Like you leave it in the ashtray while you go out to the kitchen to get
something to eat, and then the phone rings or something and you talk for a
couple of minutes and when you get back out to where you left your cigarette,
you can smell it before you ever see it, if it’s lying there smoldering in the
ashtray, only partway burning because of the other ashes and butts blocking the
air (cigarettes need air to live, you know, just like us), and man does that
ever smell bad, a smoldering cigarette.
Yuk.
Sometimes you can scare yourself with a
cigarette. (This is the rug story I
promised.) Once I was on the floor
watching TV late at night, with an ashtray right beside me, and I fell asleep
during some dumb program, and when I woke up I smelled something burning. I looked over and saw that my cigarette had
rolled out of the ashtray and had burned a little ugly hole right in the
carpet. Man, I knew I was dead if anyone
saw that hole, so I went over to the wall behind the couch, where the carpet
still looked kind of new, and I found all these carpet fibers bunched up
there. So I pinched some of them up and
then stuffed them into the cigarette hole.
By the time I was done, you couldn’t tell that anything had happened—I
mean, it looked perfect.
Of course, about a month later when my
mom vacuumed the floor, those fibers came right up, and she started
yelling. So I went in to look, figuring
I’d have to confess. But guess
what? There were about a half-dozen
places where someone had burned holes in the floor and stuffed the holes with
fibers. So I told Mom the truth: “I
didn’t do all that,” I said.
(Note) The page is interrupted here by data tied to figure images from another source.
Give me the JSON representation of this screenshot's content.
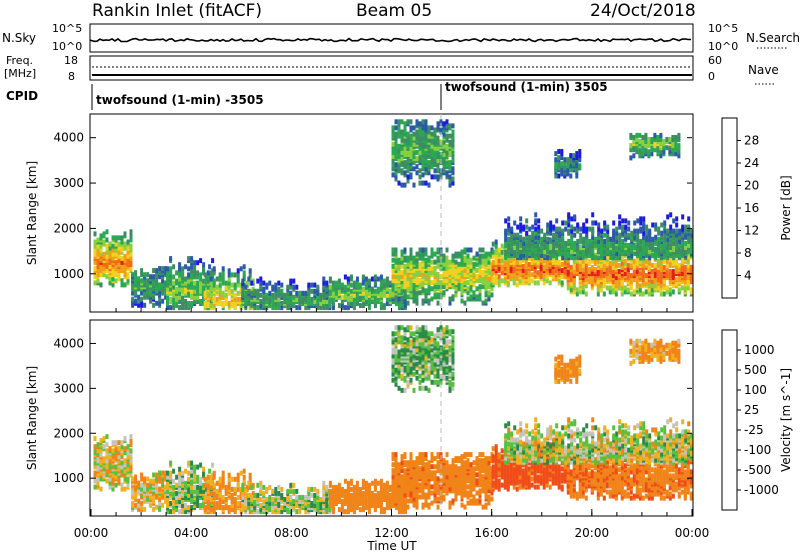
{
  "header": {
    "station": "Rankin Inlet (fitACF)",
    "beam": "Beam 05",
    "date": "24/Oct/2018"
  },
  "top_panels": {
    "nsky_label": "N.Sky",
    "nsky_ticks": [
      "10^5",
      "10^0"
    ],
    "nsearch_label": "N.Search",
    "freq_label_line1": "Freq.",
    "freq_label_line2": "[MHz]",
    "freq_ticks": [
      "18",
      "8"
    ],
    "nave_ticks": [
      "60",
      "0"
    ],
    "nave_label": "Nave",
    "cpid_label": "CPID",
    "cpid_segments": [
      "twofsound (1-min) -3505",
      "twofsound (1-min) 3505"
    ]
  },
  "colors": {
    "power_scale": [
      "#1a1ae0",
      "#2a5aa8",
      "#3c8c64",
      "#2aa852",
      "#88d040",
      "#f0d020",
      "#f0a018",
      "#f06c18",
      "#e02018"
    ],
    "velocity_scale": [
      "#1a3aa8",
      "#3a78c0",
      "#2a8a4a",
      "#58c040",
      "#c4c4bc",
      "#f0b020",
      "#f08418",
      "#f04c18",
      "#e01818"
    ]
  },
  "chart_data": [
    {
      "type": "heatmap",
      "name": "power",
      "ylabel": "Slant Range [km]",
      "y_ticks": [
        "4000",
        "3000",
        "2000",
        "1000"
      ],
      "ylim": [
        180,
        4500
      ],
      "colorbar_label": "Power [dB]",
      "colorbar_ticks": [
        "28",
        "24",
        "20",
        "16",
        "12",
        "8",
        "4"
      ],
      "colorbar_range": [
        0,
        32
      ],
      "dashed_line_x": 14.0
    },
    {
      "type": "heatmap",
      "name": "velocity",
      "ylabel": "Slant Range [km]",
      "y_ticks": [
        "4000",
        "3000",
        "2000",
        "1000"
      ],
      "ylim": [
        180,
        4500
      ],
      "colorbar_label": "Velocity [m s^-1]",
      "colorbar_ticks": [
        "1000",
        "500",
        "100",
        "25",
        "-25",
        "-100",
        "-500",
        "-1000"
      ],
      "x_ticks": [
        "00:00",
        "04:00",
        "08:00",
        "12:00",
        "16:00",
        "20:00",
        "00:00"
      ],
      "xlabel": "Time UT",
      "xlim": [
        0,
        24
      ],
      "dashed_line_x": 14.0
    }
  ],
  "echo_regions": [
    {
      "t0": 0.1,
      "t1": 1.6,
      "r0": 700,
      "r1": 1900,
      "core": 1200,
      "pw": 26,
      "vel": -30
    },
    {
      "t0": 1.6,
      "t1": 3.0,
      "r0": 250,
      "r1": 1100,
      "core": 700,
      "pw": 12,
      "vel": -60
    },
    {
      "t0": 3.0,
      "t1": 4.8,
      "r0": 200,
      "r1": 1300,
      "core": 600,
      "pw": 16,
      "vel": 40
    },
    {
      "t0": 4.5,
      "t1": 6.5,
      "r0": 200,
      "r1": 1200,
      "core": 400,
      "pw": 22,
      "vel": -150
    },
    {
      "t0": 6.0,
      "t1": 9.5,
      "r0": 200,
      "r1": 900,
      "core": 350,
      "pw": 12,
      "vel": 30
    },
    {
      "t0": 9.5,
      "t1": 12.5,
      "r0": 200,
      "r1": 900,
      "core": 500,
      "pw": 16,
      "vel": -300
    },
    {
      "t0": 12.0,
      "t1": 14.5,
      "r0": 2900,
      "r1": 4300,
      "core": 3700,
      "pw": 14,
      "vel": 80
    },
    {
      "t0": 12.0,
      "t1": 16.0,
      "r0": 300,
      "r1": 1500,
      "core": 900,
      "pw": 20,
      "vel": -400
    },
    {
      "t0": 16.0,
      "t1": 19.0,
      "r0": 700,
      "r1": 1700,
      "core": 1050,
      "pw": 28,
      "vel": -600
    },
    {
      "t0": 19.0,
      "t1": 24.0,
      "r0": 500,
      "r1": 1600,
      "core": 950,
      "pw": 28,
      "vel": -450
    },
    {
      "t0": 16.5,
      "t1": 24.0,
      "r0": 1300,
      "r1": 2300,
      "core": 1500,
      "pw": 12,
      "vel": 0
    },
    {
      "t0": 18.5,
      "t1": 19.5,
      "r0": 3100,
      "r1": 3700,
      "core": 3300,
      "pw": 10,
      "vel": -200
    },
    {
      "t0": 21.5,
      "t1": 23.5,
      "r0": 3500,
      "r1": 4000,
      "core": 3800,
      "pw": 16,
      "vel": -120
    }
  ]
}
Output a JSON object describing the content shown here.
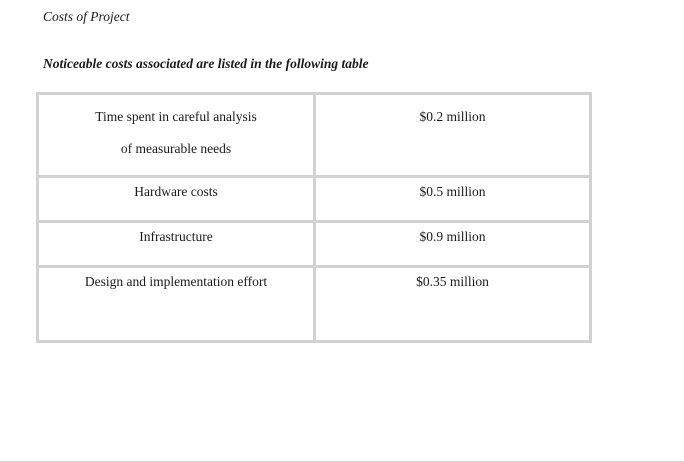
{
  "document": {
    "heading": "Costs of Project",
    "intro": "Noticeable costs associated are listed in the following table"
  },
  "costs_table": {
    "rows": [
      {
        "item_line1": "Time spent in careful analysis",
        "item_line2": "of measurable needs",
        "cost": "$0.2 million"
      },
      {
        "item": "Hardware costs",
        "cost": "$0.5 million"
      },
      {
        "item": "Infrastructure",
        "cost": "$0.9 million"
      },
      {
        "item": "Design and implementation effort",
        "cost": "$0.35 million"
      }
    ]
  }
}
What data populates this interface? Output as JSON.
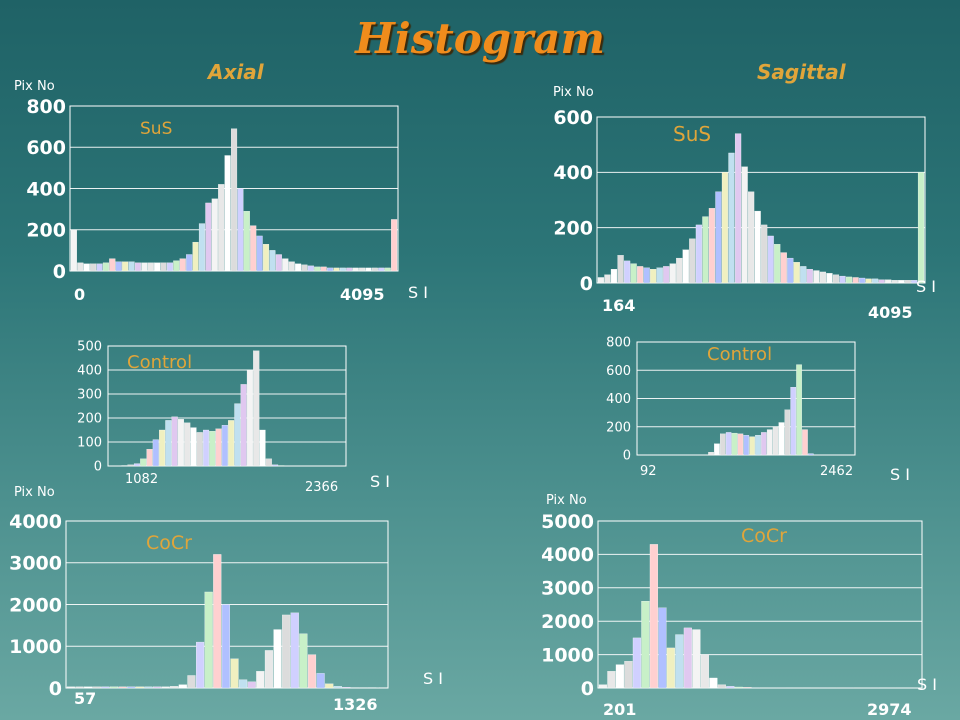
{
  "page": {
    "title": "Histogram",
    "sections": [
      "Axial",
      "Sagittal"
    ]
  },
  "colors": {
    "title": "#f08c1c",
    "section_title": "#e0a53a",
    "series_label": "#e0a53a",
    "text": "#ffffff",
    "bars": "#f4f4f4"
  },
  "chart_data": [
    {
      "type": "bar",
      "section": "Axial",
      "label": "SuS",
      "ylabel": "Pix No",
      "xlabel": "S I",
      "ylim": [
        0,
        800
      ],
      "yticks": [
        0,
        200,
        400,
        600,
        800
      ],
      "xticks": [
        "0",
        "4095"
      ],
      "x": [
        0,
        82,
        164,
        246,
        328,
        410,
        491,
        573,
        655,
        737,
        819,
        901,
        983,
        1065,
        1147,
        1229,
        1310,
        1392,
        1474,
        1556,
        1638,
        1720,
        1802,
        1884,
        1966,
        2048,
        2129,
        2211,
        2293,
        2375,
        2457,
        2539,
        2621,
        2703,
        2785,
        2867,
        2948,
        3030,
        3112,
        3194,
        3276,
        3358,
        3440,
        3522,
        3604,
        3686,
        3767,
        3849,
        3931,
        4013,
        4095
      ],
      "values": [
        200,
        40,
        35,
        35,
        35,
        40,
        60,
        45,
        45,
        45,
        40,
        40,
        40,
        40,
        40,
        40,
        50,
        60,
        80,
        140,
        230,
        330,
        350,
        420,
        560,
        690,
        400,
        290,
        220,
        170,
        130,
        100,
        80,
        60,
        45,
        35,
        30,
        25,
        20,
        20,
        15,
        15,
        15,
        15,
        15,
        15,
        15,
        15,
        15,
        15,
        250
      ]
    },
    {
      "type": "bar",
      "section": "Sagittal",
      "label": "SuS",
      "ylabel": "Pix No",
      "xlabel": "S I",
      "ylim": [
        0,
        600
      ],
      "yticks": [
        0,
        200,
        400,
        600
      ],
      "xticks": [
        "164",
        "4095"
      ],
      "x": [
        164,
        244,
        324,
        405,
        485,
        565,
        645,
        725,
        805,
        886,
        966,
        1046,
        1126,
        1206,
        1286,
        1367,
        1447,
        1527,
        1607,
        1687,
        1767,
        1848,
        1928,
        2008,
        2088,
        2168,
        2248,
        2328,
        2409,
        2489,
        2569,
        2649,
        2729,
        2810,
        2890,
        2970,
        3050,
        3130,
        3210,
        3291,
        3371,
        3451,
        3531,
        3611,
        3691,
        3772,
        3852,
        3932,
        4012,
        4095
      ],
      "values": [
        20,
        30,
        50,
        100,
        80,
        70,
        60,
        55,
        50,
        55,
        60,
        70,
        90,
        120,
        160,
        210,
        240,
        270,
        330,
        400,
        470,
        540,
        420,
        330,
        260,
        210,
        170,
        140,
        110,
        90,
        75,
        60,
        50,
        45,
        40,
        35,
        30,
        25,
        22,
        20,
        18,
        15,
        15,
        12,
        12,
        10,
        10,
        10,
        10,
        400
      ]
    },
    {
      "type": "bar",
      "section": "Axial",
      "label": "Control",
      "ylim": [
        0,
        500
      ],
      "yticks": [
        0,
        100,
        200,
        300,
        400,
        500
      ],
      "xticks": [
        "1082",
        "2366"
      ],
      "x": [
        1082,
        1117,
        1152,
        1187,
        1222,
        1257,
        1292,
        1327,
        1362,
        1397,
        1432,
        1467,
        1502,
        1537,
        1572,
        1607,
        1642,
        1677,
        1712,
        1747,
        1782,
        1817,
        1852,
        1887,
        1922,
        1957,
        1992,
        2027,
        2062,
        2097,
        2132,
        2167,
        2202,
        2237,
        2272,
        2307,
        2366
      ],
      "values": [
        0,
        0,
        2,
        5,
        10,
        30,
        70,
        110,
        150,
        190,
        205,
        195,
        180,
        160,
        140,
        150,
        145,
        155,
        170,
        190,
        260,
        340,
        400,
        480,
        150,
        30,
        5,
        2,
        0,
        0,
        0,
        0,
        0,
        0,
        0,
        0,
        0
      ],
      "xlabel": "S I"
    },
    {
      "type": "bar",
      "section": "Sagittal",
      "label": "Control",
      "ylim": [
        0,
        800
      ],
      "yticks": [
        0,
        200,
        400,
        600,
        800
      ],
      "xticks": [
        "92",
        "2462"
      ],
      "x": [
        92,
        158,
        224,
        290,
        356,
        422,
        488,
        554,
        620,
        686,
        752,
        818,
        884,
        950,
        1016,
        1082,
        1148,
        1214,
        1280,
        1346,
        1412,
        1478,
        1544,
        1610,
        1676,
        1742,
        1808,
        1874,
        1940,
        2006,
        2072,
        2138,
        2204,
        2270,
        2336,
        2402,
        2462
      ],
      "values": [
        0,
        0,
        0,
        0,
        0,
        0,
        0,
        0,
        0,
        0,
        0,
        0,
        20,
        80,
        150,
        160,
        155,
        150,
        140,
        130,
        140,
        160,
        180,
        200,
        230,
        320,
        480,
        640,
        180,
        10,
        0,
        0,
        0,
        0,
        0,
        0,
        0
      ],
      "xlabel": "S I"
    },
    {
      "type": "bar",
      "section": "Axial",
      "label": "CoCr",
      "ylabel": "Pix No",
      "xlabel": "S I",
      "ylim": [
        0,
        4000
      ],
      "yticks": [
        0,
        1000,
        2000,
        3000,
        4000
      ],
      "xticks": [
        "57",
        "1326"
      ],
      "x": [
        57,
        92,
        127,
        162,
        197,
        232,
        267,
        302,
        337,
        372,
        407,
        442,
        477,
        512,
        547,
        582,
        617,
        652,
        687,
        722,
        757,
        792,
        827,
        862,
        897,
        932,
        967,
        1002,
        1037,
        1072,
        1107,
        1142,
        1177,
        1212,
        1247,
        1282,
        1326
      ],
      "values": [
        30,
        30,
        30,
        30,
        30,
        30,
        30,
        30,
        30,
        30,
        30,
        30,
        40,
        80,
        300,
        1100,
        2300,
        3200,
        2000,
        700,
        200,
        150,
        400,
        900,
        1400,
        1750,
        1800,
        1300,
        800,
        350,
        100,
        40,
        20,
        10,
        10,
        10,
        10
      ]
    },
    {
      "type": "bar",
      "section": "Sagittal",
      "label": "CoCr",
      "ylabel": "Pix No",
      "xlabel": "S I",
      "ylim": [
        0,
        5000
      ],
      "yticks": [
        0,
        1000,
        2000,
        3000,
        4000,
        5000
      ],
      "xticks": [
        "201",
        "2974"
      ],
      "x": [
        201,
        276,
        351,
        426,
        501,
        576,
        651,
        726,
        801,
        876,
        951,
        1026,
        1101,
        1176,
        1251,
        1326,
        1401,
        1476,
        1551,
        1626,
        1701,
        1776,
        1851,
        1926,
        2001,
        2076,
        2151,
        2226,
        2301,
        2376,
        2451,
        2526,
        2601,
        2676,
        2751,
        2826,
        2974
      ],
      "values": [
        100,
        500,
        700,
        800,
        1500,
        2600,
        4300,
        2400,
        1200,
        1600,
        1800,
        1750,
        1000,
        300,
        100,
        50,
        30,
        20,
        10,
        10,
        10,
        10,
        10,
        10,
        10,
        10,
        10,
        10,
        10,
        10,
        10,
        10,
        10,
        10,
        10,
        10,
        10
      ]
    }
  ]
}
She said,
“Wait till your father comes home!” And
when he did, he admitted he’d made the holes with his cigarettes—he didn’t even
notice that there was an extra one that I’d made. It kind of made me laugh, how my dad and I
think alike.
Now, I know it’s dangerous to smoke in
bed. I don’t ever do that. Well, not any more, not since last year when
Craig’s whole house got burned up. And
his face and all. Well, I guess I
shouldn’t say I don’t ever do it.
Sometimes, you know, you just can’t help falling asleep.